L'Explication Prémisse
Cet article dit qu’une présomption automatique de salariat (prévue à l’article L.7121-3) ne vaut pas pour un artiste qui est établi comme prestataire de services dans un autre État membre de l’UE ou de l’EEE et qui, à titre temporaire et indépendant, vient en France fournir des prestations analogues par la voie de la prestation de services. Autrement dit, si l’artiste travaille habituellement comme prestataire dans son pays d’origine et qu’il exerce en France de façon indépendante et temporaire via une prestation transfrontalière, on ne lui applique pas automatiquement la présomption d’emploi salarié — mais cela n’exclut pas qu’une requalification soit possible si les faits montrent une véritable relation de subordination.
Exemple : une musicienne allemande, immatriculée comme travailleuse indépendante en Allemagne, donne une série de concerts en France pendant deux semaines. Elle facture ses prestations depuis son statut allemand, détient un certificat A1 attestant qu’elle est affiliée à la sécurité sociale allemande et n’est pas intégrée à la structure d’emploi du producteur français (pas d’horaires imposés, pas d’exclusivité). Dans ce cas L.7121-5 empêche d’appliquer automatiquement la présomption de salariat prévue par L.7121-3. En revanche, si le producteur français contrôle fortement son activité (planning, matériel fourni, obligations analogues à celles d’un salarié), une requalification en contrat de travail reste possible malgré l’exception.

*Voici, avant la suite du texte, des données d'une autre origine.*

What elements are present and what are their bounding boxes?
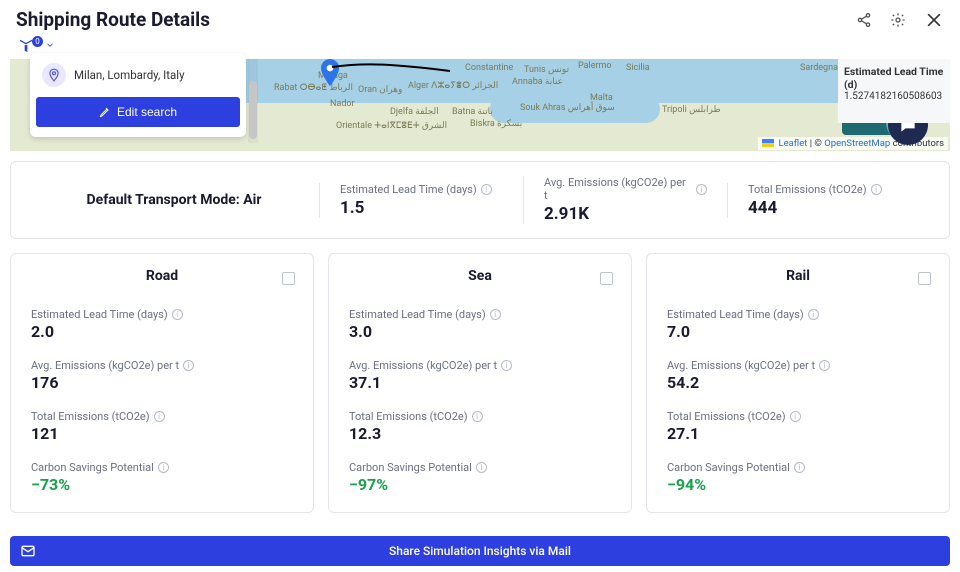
info-icon[interactable]: i [871, 184, 882, 195]
lead-time-label: Estimated Lead Time (days) i [340, 183, 503, 196]
location-text: Milan, Lombardy, Italy [74, 68, 185, 82]
info-icon[interactable]: i [158, 462, 169, 473]
lead-time-value: 1.5 [340, 198, 503, 218]
mode-title: Rail [667, 268, 929, 284]
info-icon[interactable]: i [808, 309, 819, 320]
default-mode-card: Default Transport Mode: Air Estimated Le… [10, 161, 950, 239]
info-icon[interactable]: i [183, 360, 194, 371]
avg-emissions-value: 37.1 [349, 373, 611, 392]
avg-emissions-label: Avg. Emissions (kgCO2e) per t i [544, 176, 707, 202]
filter-button[interactable]: 0 [18, 37, 55, 53]
lead-time-label: Estimated Lead Time (days)i [667, 308, 929, 321]
lead-time-value: 7.0 [667, 322, 929, 341]
total-emissions-value: 121 [31, 424, 293, 443]
map-place-label: Orientale ⵜⴰⵏⴳⵎⵓⴹⵜ الشرق [336, 121, 447, 131]
mode-title: Road [31, 268, 293, 284]
close-icon[interactable] [924, 10, 944, 30]
map-place-label: Souk Ahras سوق أهراس [520, 103, 615, 113]
total-emissions-value: 12.3 [349, 424, 611, 443]
savings-value: −73% [31, 475, 293, 494]
location-pin-icon [42, 63, 66, 87]
map-place-label: Djelfa الجلفة [390, 107, 439, 117]
map-place-label: Biskra بسكرة [470, 119, 522, 129]
savings-value: −97% [349, 475, 611, 494]
lead-time-value: 3.0 [349, 322, 611, 341]
info-icon[interactable]: i [472, 411, 483, 422]
savings-label: Carbon Savings Potentiali [31, 461, 293, 474]
info-icon[interactable]: i [154, 411, 165, 422]
leaflet-link[interactable]: Leaflet [778, 138, 807, 149]
chevron-down-icon [45, 40, 55, 50]
mode-card-sea: Sea Estimated Lead Time (days)i 3.0 Avg.… [328, 253, 632, 513]
avg-emissions-value: 2.91K [544, 204, 707, 224]
gear-icon[interactable] [890, 12, 906, 28]
map-place-label: Sardegna [800, 63, 838, 73]
info-icon[interactable]: i [696, 184, 707, 195]
lead-time-value: 2.0 [31, 322, 293, 341]
info-icon[interactable]: i [490, 309, 501, 320]
map-place-label: Batna باتنة [452, 107, 493, 117]
avg-emissions-value: 176 [31, 373, 293, 392]
share-icon[interactable] [856, 12, 872, 28]
info-icon[interactable]: i [172, 309, 183, 320]
info-icon[interactable]: i [501, 360, 512, 371]
map-place-label: Tunis تونس [524, 65, 569, 75]
total-emissions-label: Total Emissions (tCO2e) i [748, 183, 911, 196]
avg-emissions-label: Avg. Emissions (kgCO2e) per ti [31, 359, 293, 372]
search-card: Milan, Lombardy, Italy Edit search [30, 53, 246, 137]
map-place-label: Tripoli طرابلس [662, 105, 721, 115]
info-icon[interactable]: i [481, 184, 492, 195]
mode-checkbox[interactable] [282, 272, 295, 285]
edit-search-button[interactable]: Edit search [36, 97, 240, 127]
map-place-label: Sicilia [626, 63, 650, 73]
avg-emissions-label: Avg. Emissions (kgCO2e) per ti [667, 359, 929, 372]
mode-checkbox[interactable] [600, 272, 613, 285]
map-place-label: Nador [330, 99, 355, 109]
mode-card-road: Road Estimated Lead Time (days)i 2.0 Avg… [10, 253, 314, 513]
page-title: Shipping Route Details [16, 8, 210, 31]
map-place-label: Malta [590, 93, 613, 103]
avg-emissions-value: 54.2 [667, 373, 929, 392]
default-mode-title: Default Transport Mode: Air [29, 192, 319, 208]
map-place-label: Rabat ⵔⴱⴰⵟ الرباط [274, 83, 353, 93]
mode-title: Sea [349, 268, 611, 284]
total-emissions-label: Total Emissions (tCO2e)i [667, 410, 929, 423]
lead-time-label: Estimated Lead Time (days)i [31, 308, 293, 321]
total-emissions-label: Total Emissions (tCO2e)i [349, 410, 611, 423]
pencil-icon [99, 106, 111, 118]
info-icon[interactable]: i [794, 462, 805, 473]
side-lead-time-panel: Estimated Lead Time (d) 1.52741821605086… [838, 59, 950, 123]
share-insights-button[interactable]: Share Simulation Insights via Mail [10, 536, 950, 566]
map-place-label: Alger ⴷⵣⴰⵢⴻⵔ الجزائر [408, 81, 498, 91]
savings-label: Carbon Savings Potentiali [667, 461, 929, 474]
avg-emissions-label: Avg. Emissions (kgCO2e) per ti [349, 359, 611, 372]
lead-time-label: Estimated Lead Time (days)i [349, 308, 611, 321]
info-icon[interactable]: i [790, 411, 801, 422]
mode-checkbox[interactable] [918, 272, 931, 285]
total-emissions-value: 444 [748, 198, 911, 218]
search-card-scrollbar[interactable] [248, 59, 258, 143]
info-icon[interactable]: i [476, 462, 487, 473]
savings-label: Carbon Savings Potentiali [349, 461, 611, 474]
filter-badge: 0 [32, 36, 43, 47]
savings-value: −94% [667, 475, 929, 494]
map-place-label: Palermo [578, 61, 612, 71]
total-emissions-label: Total Emissions (tCO2e)i [31, 410, 293, 423]
mode-card-rail: Rail Estimated Lead Time (days)i 7.0 Avg… [646, 253, 950, 513]
info-icon[interactable]: i [819, 360, 830, 371]
total-emissions-value: 27.1 [667, 424, 929, 443]
osm-link[interactable]: OpenStreetMap [824, 138, 890, 149]
map-place-label: Oran وهران [358, 85, 402, 95]
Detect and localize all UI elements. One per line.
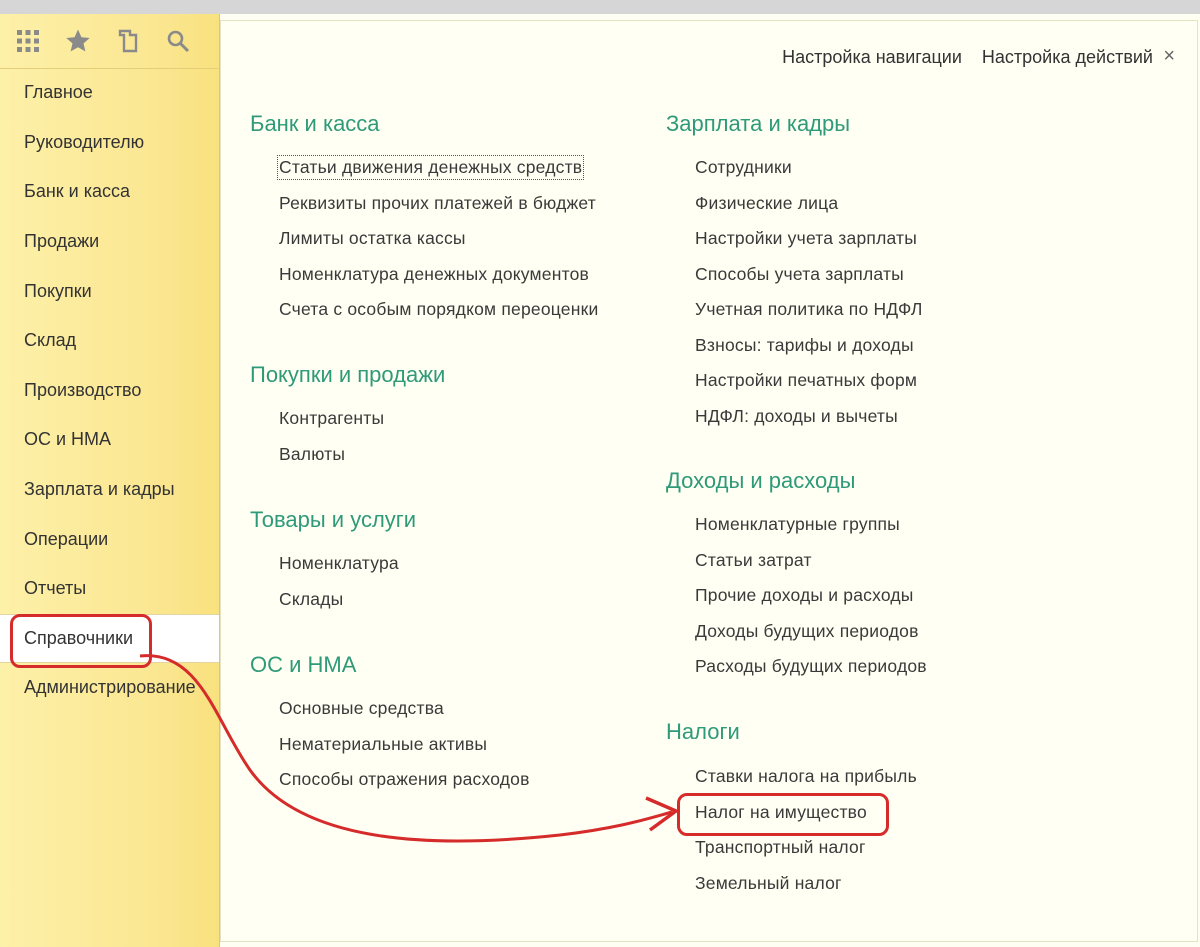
sidebar-item-label: Склад: [24, 330, 77, 351]
section-link[interactable]: Статьи затрат: [695, 550, 812, 571]
section-title: Товары и услуги: [250, 507, 417, 532]
section-title: Доходы и расходы: [666, 468, 856, 493]
sidebar-item-label: Производство: [24, 379, 142, 400]
sidebar-item-label: Продажи: [24, 231, 100, 252]
section-link[interactable]: Земельный налог: [695, 873, 842, 894]
sidebar-item[interactable]: ОС и НМА: [0, 415, 219, 465]
sidebar-item[interactable]: Зарплата и кадры: [0, 465, 219, 515]
section-link[interactable]: Статьи движения денежных средств: [276, 155, 585, 180]
sidebar-item-label: Операции: [24, 528, 109, 549]
section-link[interactable]: Расходы будущих периодов: [695, 656, 927, 677]
sidebar-item[interactable]: Справочники: [0, 613, 219, 664]
section-link[interactable]: Номенклатура: [279, 553, 399, 574]
section-link[interactable]: Доходы будущих периодов: [695, 621, 919, 642]
sidebar-item-label: Руководителю: [24, 131, 145, 152]
section-link[interactable]: Нематериальные активы: [279, 734, 487, 755]
sidebar-item[interactable]: Банк и касса: [0, 167, 219, 217]
section-link[interactable]: Реквизиты прочих платежей в бюджет: [279, 193, 596, 214]
section-link[interactable]: Взносы: тарифы и доходы: [695, 335, 914, 356]
sidebar-item-label: Банк и касса: [24, 181, 130, 202]
section-link[interactable]: Счета с особым порядком переоценки: [279, 299, 598, 320]
actions-settings-link[interactable]: Настройка действий: [982, 47, 1153, 68]
sidebar-item[interactable]: Склад: [0, 316, 219, 366]
section-title: Зарплата и кадры: [666, 111, 851, 136]
sidebar-item-label: Отчеты: [24, 578, 87, 599]
sidebar-item[interactable]: Операции: [0, 514, 219, 564]
section-link[interactable]: Прочие доходы и расходы: [695, 585, 914, 606]
sidebar-item-label: Зарплата и кадры: [24, 479, 175, 500]
sidebar-item[interactable]: Отчеты: [0, 564, 219, 614]
search-icon[interactable]: [164, 27, 192, 55]
section-link[interactable]: Контрагенты: [279, 408, 384, 429]
close-icon[interactable]: ×: [1163, 45, 1175, 68]
section-link[interactable]: Транспортный налог: [695, 837, 866, 858]
section-title: Банк и касса: [250, 111, 380, 136]
sidebar-item[interactable]: Руководителю: [0, 118, 219, 168]
navigation-settings-link[interactable]: Настройка навигации: [782, 47, 962, 68]
sidebar-item[interactable]: Покупки: [0, 266, 219, 316]
section-link[interactable]: Лимиты остатка кассы: [279, 228, 466, 249]
section-link[interactable]: Сотрудники: [695, 157, 792, 178]
section-title: ОС и НМА: [250, 652, 357, 677]
section-link[interactable]: Номенклатурные группы: [695, 514, 900, 535]
section-link[interactable]: Основные средства: [279, 698, 444, 719]
sidebar-toolbar: [0, 14, 219, 69]
history-icon[interactable]: [114, 27, 142, 55]
section-link[interactable]: Настройки учета зарплаты: [695, 228, 917, 249]
section-link[interactable]: Налог на имущество: [695, 802, 867, 823]
section-link[interactable]: Валюты: [279, 444, 345, 465]
sidebar-item-label: ОС и НМА: [24, 429, 112, 450]
sidebar: Главное Руководителю Банк и касса Продажи По…: [0, 14, 220, 947]
sidebar-item[interactable]: Производство: [0, 366, 219, 416]
header-links: Настройка навигации Настройка действий: [782, 47, 1153, 68]
section-link[interactable]: Способы отражения расходов: [279, 769, 530, 790]
sidebar-item-label: Администрирование: [24, 677, 196, 698]
sidebar-item[interactable]: Главное: [0, 68, 219, 118]
sidebar-item-label: Справочники: [24, 627, 134, 648]
section-link[interactable]: Ставки налога на прибыль: [695, 766, 917, 787]
sidebar-item-label: Покупки: [24, 280, 92, 301]
section-link[interactable]: Способы учета зарплаты: [695, 264, 904, 285]
section-title: Покупки и продажи: [250, 362, 446, 387]
section-link[interactable]: Учетная политика по НДФЛ: [695, 299, 923, 320]
sidebar-item[interactable]: Продажи: [0, 217, 219, 267]
section-link[interactable]: Номенклатура денежных документов: [279, 264, 589, 285]
apps-grid-icon[interactable]: [14, 27, 42, 55]
section-link[interactable]: НДФЛ: доходы и вычеты: [695, 406, 898, 427]
section-link[interactable]: Склады: [279, 589, 343, 610]
sidebar-item[interactable]: Администрирование: [0, 663, 219, 713]
sidebar-menu: Главное Руководителю Банк и касса Продажи По…: [0, 68, 219, 713]
section-link[interactable]: Настройки печатных форм: [695, 370, 917, 391]
star-icon[interactable]: [64, 27, 92, 55]
section-link[interactable]: Физические лица: [695, 193, 838, 214]
main-panel: Настройка навигации Настройка действий ×…: [220, 20, 1198, 942]
section-title: Налоги: [666, 719, 740, 744]
sidebar-item-label: Главное: [24, 82, 93, 103]
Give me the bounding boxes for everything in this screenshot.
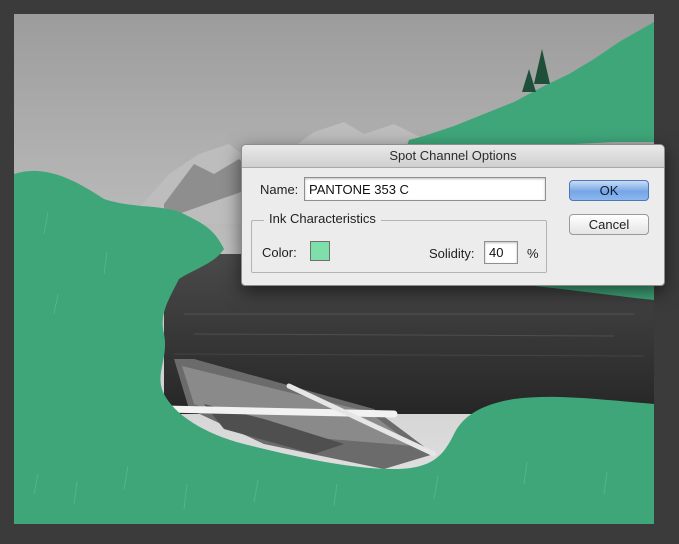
ok-button[interactable]: OK [569, 180, 649, 201]
solidity-label: Solidity: [429, 246, 475, 261]
solidity-input[interactable] [484, 241, 518, 264]
name-label: Name: [260, 182, 299, 197]
solidity-unit: % [527, 246, 539, 261]
spot-channel-options-dialog: Spot Channel Options Name: Ink Character… [241, 144, 665, 286]
ink-characteristics-title: Ink Characteristics [264, 211, 381, 226]
name-input[interactable] [304, 177, 546, 201]
color-swatch[interactable] [310, 241, 330, 261]
color-label: Color: [262, 245, 297, 260]
dialog-title[interactable]: Spot Channel Options [242, 145, 664, 168]
cancel-button[interactable]: Cancel [569, 214, 649, 235]
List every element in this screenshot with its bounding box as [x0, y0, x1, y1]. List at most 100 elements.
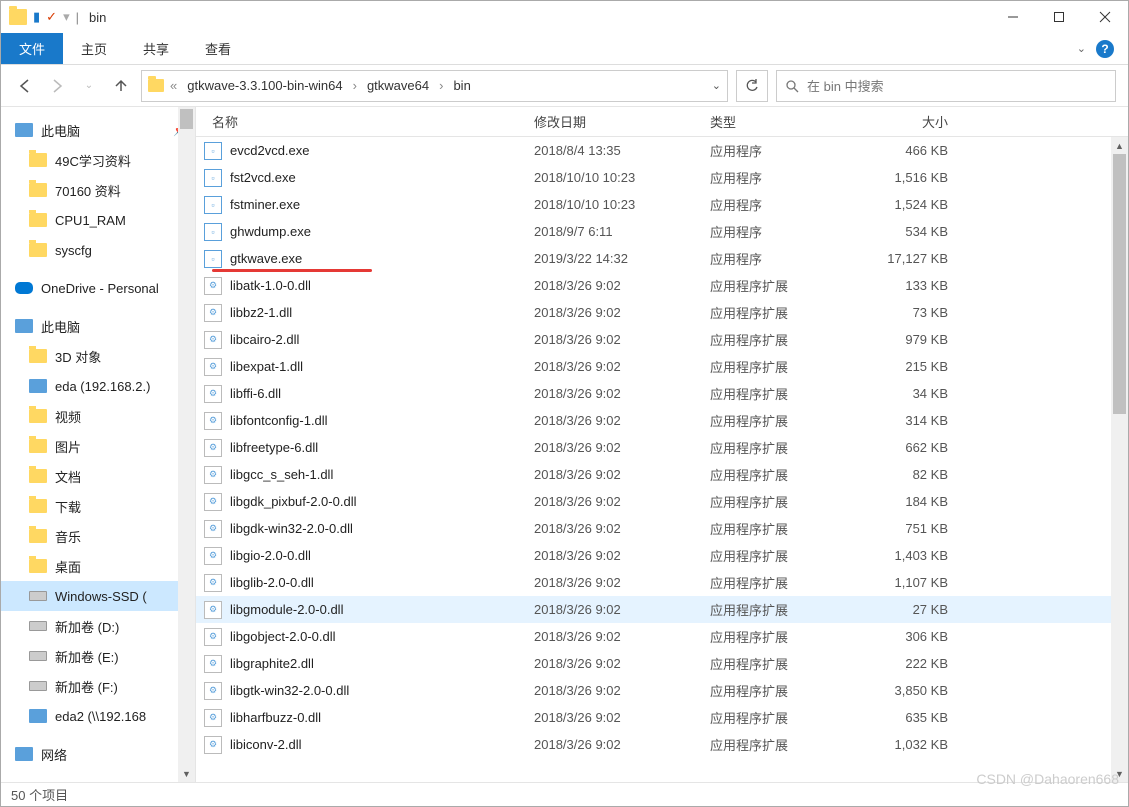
search-input[interactable]: 在 bin 中搜索 — [776, 70, 1116, 102]
table-row[interactable]: ⚙libgdk-win32-2.0-0.dll2018/3/26 9:02应用程… — [196, 515, 1128, 542]
nav-item[interactable]: syscfg — [1, 235, 195, 265]
nav-item[interactable]: 网络 — [1, 739, 195, 769]
file-size: 27 KB — [862, 602, 954, 617]
column-type[interactable]: 类型 — [710, 112, 862, 131]
table-row[interactable]: ⚙libiconv-2.dll2018/3/26 9:02应用程序扩展1,032… — [196, 731, 1128, 758]
chevron-right-icon[interactable]: › — [353, 78, 357, 93]
forward-button[interactable] — [45, 74, 69, 98]
nav-item[interactable]: 文档 — [1, 461, 195, 491]
table-row[interactable]: ▫gtkwave.exe2019/3/22 14:32应用程序17,127 KB — [196, 245, 1128, 272]
file-size: 3,850 KB — [862, 683, 954, 698]
nav-label: 图片 — [55, 437, 81, 456]
ribbon-expand-icon[interactable]: ⌄ — [1077, 42, 1086, 55]
nav-item[interactable]: 70160 资料 — [1, 175, 195, 205]
up-button[interactable] — [109, 74, 133, 98]
tab-view[interactable]: 查看 — [187, 33, 249, 64]
nav-label: CPU1_RAM — [55, 213, 126, 228]
table-row[interactable]: ⚙libgmodule-2.0-0.dll2018/3/26 9:02应用程序扩… — [196, 596, 1128, 623]
scrollbar-thumb[interactable] — [180, 109, 193, 129]
nav-item[interactable]: 3D 对象 — [1, 341, 195, 371]
file-date: 2018/3/26 9:02 — [534, 413, 710, 428]
file-size: 1,524 KB — [862, 197, 954, 212]
recent-dropdown[interactable]: ⌄ — [77, 74, 101, 98]
table-row[interactable]: ▫evcd2vcd.exe2018/8/4 13:35应用程序466 KB — [196, 137, 1128, 164]
navpane-scrollbar[interactable]: ▲ ▼ — [178, 107, 195, 782]
back-button[interactable] — [13, 74, 37, 98]
chevron-right-icon[interactable]: › — [439, 78, 443, 93]
table-row[interactable]: ⚙libgobject-2.0-0.dll2018/3/26 9:02应用程序扩… — [196, 623, 1128, 650]
file-type: 应用程序扩展 — [710, 492, 862, 511]
nav-item[interactable]: 下载 — [1, 491, 195, 521]
nav-item[interactable]: 桌面 — [1, 551, 195, 581]
dll-icon: ⚙ — [204, 628, 222, 646]
refresh-button[interactable] — [736, 70, 768, 102]
table-row[interactable]: ⚙libfontconfig-1.dll2018/3/26 9:02应用程序扩展… — [196, 407, 1128, 434]
tab-share[interactable]: 共享 — [125, 33, 187, 64]
nav-item[interactable]: 新加卷 (E:) — [1, 641, 195, 671]
dll-icon: ⚙ — [204, 682, 222, 700]
nav-item[interactable]: 此电脑 — [1, 311, 195, 341]
exe-icon: ▫ — [204, 169, 222, 187]
table-row[interactable]: ⚙libgraphite2.dll2018/3/26 9:02应用程序扩展222… — [196, 650, 1128, 677]
filelist-scrollbar[interactable]: ▲ ▼ — [1111, 137, 1128, 782]
table-row[interactable]: ⚙libffi-6.dll2018/3/26 9:02应用程序扩展34 KB — [196, 380, 1128, 407]
column-size[interactable]: 大小 — [862, 112, 954, 131]
nav-item[interactable]: CPU1_RAM — [1, 205, 195, 235]
search-placeholder: 在 bin 中搜索 — [807, 76, 884, 95]
scrollbar-thumb[interactable] — [1113, 154, 1126, 414]
file-size: 1,403 KB — [862, 548, 954, 563]
table-row[interactable]: ⚙libharfbuzz-0.dll2018/3/26 9:02应用程序扩展63… — [196, 704, 1128, 731]
table-row[interactable]: ⚙libgdk_pixbuf-2.0-0.dll2018/3/26 9:02应用… — [196, 488, 1128, 515]
file-type: 应用程序 — [710, 168, 862, 187]
nav-item[interactable]: 49C学习资料 — [1, 145, 195, 175]
nav-item[interactable]: 视频 — [1, 401, 195, 431]
qat-check-icon[interactable]: ✓ — [46, 9, 57, 25]
nav-item[interactable]: 新加卷 (F:) — [1, 671, 195, 701]
nav-item[interactable]: 此电脑📌 — [1, 115, 195, 145]
file-name: libffi-6.dll — [230, 386, 534, 401]
nav-label: eda2 (\\192.168 — [55, 709, 146, 724]
crumb-0[interactable]: gtkwave-3.3.100-bin-win64 — [183, 78, 346, 93]
column-name[interactable]: 名称 — [204, 112, 534, 131]
table-row[interactable]: ⚙libfreetype-6.dll2018/3/26 9:02应用程序扩展66… — [196, 434, 1128, 461]
scroll-down-icon[interactable]: ▼ — [1111, 765, 1128, 782]
table-row[interactable]: ⚙libatk-1.0-0.dll2018/3/26 9:02应用程序扩展133… — [196, 272, 1128, 299]
file-size: 222 KB — [862, 656, 954, 671]
nav-item[interactable]: eda2 (\\192.168 — [1, 701, 195, 731]
minimize-button[interactable] — [990, 1, 1036, 33]
crumb-1[interactable]: gtkwave64 — [363, 78, 433, 93]
addressbar[interactable]: « gtkwave-3.3.100-bin-win64 › gtkwave64 … — [141, 70, 728, 102]
table-row[interactable]: ⚙libgtk-win32-2.0-0.dll2018/3/26 9:02应用程… — [196, 677, 1128, 704]
address-dropdown-icon[interactable]: ⌄ — [712, 79, 721, 92]
table-row[interactable]: ⚙libexpat-1.dll2018/3/26 9:02应用程序扩展215 K… — [196, 353, 1128, 380]
maximize-button[interactable] — [1036, 1, 1082, 33]
scroll-down-icon[interactable]: ▼ — [178, 765, 195, 782]
table-row[interactable]: ⚙libbz2-1.dll2018/3/26 9:02应用程序扩展73 KB — [196, 299, 1128, 326]
table-row[interactable]: ▫fstminer.exe2018/10/10 10:23应用程序1,524 K… — [196, 191, 1128, 218]
tab-home[interactable]: 主页 — [63, 33, 125, 64]
file-name: libiconv-2.dll — [230, 737, 534, 752]
table-row[interactable]: ⚙libglib-2.0-0.dll2018/3/26 9:02应用程序扩展1,… — [196, 569, 1128, 596]
crumb-2[interactable]: bin — [449, 78, 474, 93]
file-date: 2018/3/26 9:02 — [534, 548, 710, 563]
nav-item[interactable]: eda (192.168.2.) — [1, 371, 195, 401]
table-row[interactable]: ▫ghwdump.exe2018/9/7 6:11应用程序534 KB — [196, 218, 1128, 245]
table-row[interactable]: ⚙libgio-2.0-0.dll2018/3/26 9:02应用程序扩展1,4… — [196, 542, 1128, 569]
qat-save-icon[interactable]: ▮ — [33, 9, 40, 25]
nav-item[interactable]: Windows-SSD ( — [1, 581, 195, 611]
nav-label: 网络 — [41, 745, 67, 764]
file-name: libharfbuzz-0.dll — [230, 710, 534, 725]
nav-item[interactable]: 音乐 — [1, 521, 195, 551]
column-date[interactable]: 修改日期 — [534, 112, 710, 131]
file-date: 2018/3/26 9:02 — [534, 359, 710, 374]
nav-item[interactable]: 新加卷 (D:) — [1, 611, 195, 641]
close-button[interactable] — [1082, 1, 1128, 33]
scroll-up-icon[interactable]: ▲ — [1111, 137, 1128, 154]
nav-item[interactable]: OneDrive - Personal — [1, 273, 195, 303]
table-row[interactable]: ▫fst2vcd.exe2018/10/10 10:23应用程序1,516 KB — [196, 164, 1128, 191]
help-icon[interactable]: ? — [1096, 40, 1114, 58]
table-row[interactable]: ⚙libcairo-2.dll2018/3/26 9:02应用程序扩展979 K… — [196, 326, 1128, 353]
tab-file[interactable]: 文件 — [1, 33, 63, 64]
table-row[interactable]: ⚙libgcc_s_seh-1.dll2018/3/26 9:02应用程序扩展8… — [196, 461, 1128, 488]
nav-item[interactable]: 图片 — [1, 431, 195, 461]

- Effet principal : exclusion de la présomption de salariat prévue à L.7121-3 pour les artistes concernés (pas d’automaticité de qualification salariale).
- Conditions cumulatives : l’artiste doit être reconnu comme prestataire de services établi dans un État membre de l’UE ou de l’EEE ; y fournir habituellement des services analogues ; venir en France par la voie de la prestation de services ; agir à titre temporaire et indépendant.
- Temporaire et indépendant : l’exception s’applique seulement si l’intervention est de courte durée et organisée en indépendance (pas de lien de subordination réel).
- Ne supprime pas le contrôle : l’absence de présomption n’empêche pas l’administration ou les juges de vérifier la réalité des faits et, le cas échéant, de requalifier la relation en contrat de travail si une subordination économique/technique existe.
- Conséquences sociales et fiscales : souvent corrélée aux règles de détachement et à la couverture sociale (certificat A1) ; peut influencer les obligations de cotisations et de retenues du donneur d’ordre français.
- Preuves recommandées : statut et immatriculation dans l’État d’origine, factures, contrats de prestation, certificats A1, éléments montrant l’autonomie (organisation, matériel, liberté d’horaires).
- Limitation : cette disposition porte uniquement sur la présomption prévue à L.7121-3 et n’exclut pas l’application d’autres règles ou la prise en compte d’éléments de fait pour déterminer la nature réelle du lien de travail.